Dilara Soley Deli

Personal information
- Date of birth: 14 April 2002 (age 24)
- Place of birth: Lippstadt, Germany
- Height: 1.77 m (5 ft 10 in)
- Positions: Defender; midfielder;

Team information
- Current team: Schalke 04
- Number: 22

Youth career
- 2018–2019: FSV Gütersloh 2009

Senior career*
- Years: Team / Apps / (Gls)
- 2019–2021: Arminia Bielefeld / 6 / (0)
- 2021–2022: SV Elversberg / 4 / (0)
- 2023–2024: Charleroi / 8 / (0)
- 2024: Sporting de Huelva
- 2025–: Schalke 04

International career^{‡}
- 2018: Azerbaijan U-17 / 3 / (1)
- 2019: Azerbaijan U-19 / 6 / (1)
- 2022–: Turkey / 2 / (0)

= Dilara Soley Deli =

Turkish footballer (born 2002)

Dilara Soley Deli (born 14 April 2002) is a footballer who plays as a defender or midfielder for German club Schalke 04. Born in Germany, she plays for the Turkey women's national team. She is a former Azerbaijan youth international.

== Club career ==
Deli started her career in the 2018–19 season in the youth team of FSV Gütersloh 2009 in Germany. She plays in the defender/midfielder position, and is tall.

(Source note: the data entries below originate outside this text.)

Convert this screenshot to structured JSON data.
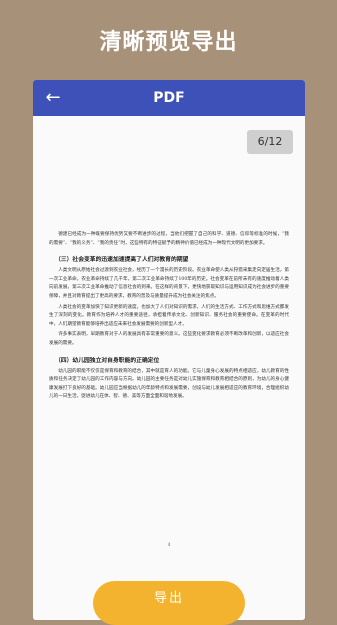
{
  "promo": {
    "title": "清晰预览导出"
  },
  "app": {
    "title": "PDF",
    "back_icon": "arrow-left-icon"
  },
  "viewer": {
    "page_indicator": "6/12"
  },
  "document": {
    "intro_lines": [
      "德建已经成为一种既要保持优势又要不断进步的过程，当他们把握了自己的科学、道德、信仰等标准的时候，“我的需要”、“我的义务”、“我的责任”时，这些特有的特征赋予的精神价值已经成为一种现代文明的更加要求。"
    ],
    "sections": [
      {
        "heading": "（三）社会变革的迅速加速提高了人们对教育的期望",
        "paragraphs": [
          "人类文明从原始社会过渡到农业社会，经历了一个漫长的历史阶段。农业革命使人类从狩猎采集走向定居生活，第一次工业革命，农业革命持续了几千年，第二次工业革命持续了100年的历史。社会变革在前所未有的速度推动着人类向前发展，第三次工业革命推动了信息社会的到来。在这样的背景下，更快地获取知识与运用知识成为社会进步的重要保障，并且对教育提出了更高的要求，教育的普及与质量提升成为社会关注的焦点。",
          "人类社会的变革加快了知识更新的速度，也加大了人们对知识的需求，人们的生活方式、工作方式和思维方式都发生了深刻的变化。教育作为培养人才的重要途径，承担着传承文化、创新知识、服务社会的重要使命。在变革的时代中，人们期望教育能够培养出适应未来社会发展需要的创新型人才。",
          "许多事实表明，早期教育对于人的发展具有非常重要的意义。这些变化要求教育必须不断改革和创新，以适应社会发展的需要。"
        ]
      },
      {
        "heading": "（四）幼儿园独立对自身职能的正确定位",
        "paragraphs": [
          "幼儿园的职能不仅仅是保育和教育的结合，其中就是育人的功能。它与儿童身心发展的特点相适应，幼儿教育的性质和任务决定了幼儿园的工作内容与方向。幼儿园的主要任务是对幼儿实施保育和教育相结合的原则，为幼儿的身心健康发展打下良好的基础。幼儿园应当根据幼儿的年龄特点和发展需要，创设与幼儿发展相适应的教育环境，合理组织幼儿的一日生活，促进幼儿在体、智、德、美等方面全面和谐地发展。"
        ]
      }
    ],
    "page_number": "4"
  },
  "export": {
    "label": "导出"
  }
}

She played for Arminia Bielefeld four matches in the 2019–20 2. Frauen-Bundesliga, two games in the 2019–20 DFB-Pokal Frauen, as well as two matches in the 2020–21 2. Frauen-Bundesliga. She was a member of SV 07 Elversberg in four games in the 2021–22 Regionalliga West season. In the 2021–22 season, she suffered a tear of the Fibular collateral ligament on her knee, and had to stay away from the pitch between 28 March and 6 June 2022.

In the 2023–24 season, she plays for Charleroi in the Belgian Women's Super League. In January 2025, she joined Schalke 04 in Westfalenliga, following a brief stint with Spanish side Sporting de Huelva.

== International career ==
=== Azerbaijan U-17 ===
Playing on 28 March 2018 for Azerbaijan U-17 team at the 2018 UEFA Women's Under-17 Championship qualification, she scored her team's only goal in the match against Iceland. She capped three times in total.

=== Azerbaijan U-19 ===
On 8 October 2019, she scored the winning goal for Azerbaijan U-19 team against Albania at the 2020 UEFA Women's Under-19 Championship qualification. She was in six matches for the Azerbaijan U-19 team.

=== Turkey ===
In June 2022, Deli was called up to the preparation camp of the Turkey team. She was then admitted to the national team, and debuted in the friendly match against Estonia on 17 July 2023 in Tallinn, Estonia. She played at the 2023–24 UEFA Women's Nations League C Group 2 against Lithuania on 26 September 2023.

== Personal life ==
Dilara Soley Deli was born in Lippstadt, North Rhine-Westphalia, Germany on 14 April 2002. She owns double citizenship from Azerbaijan and Turkey.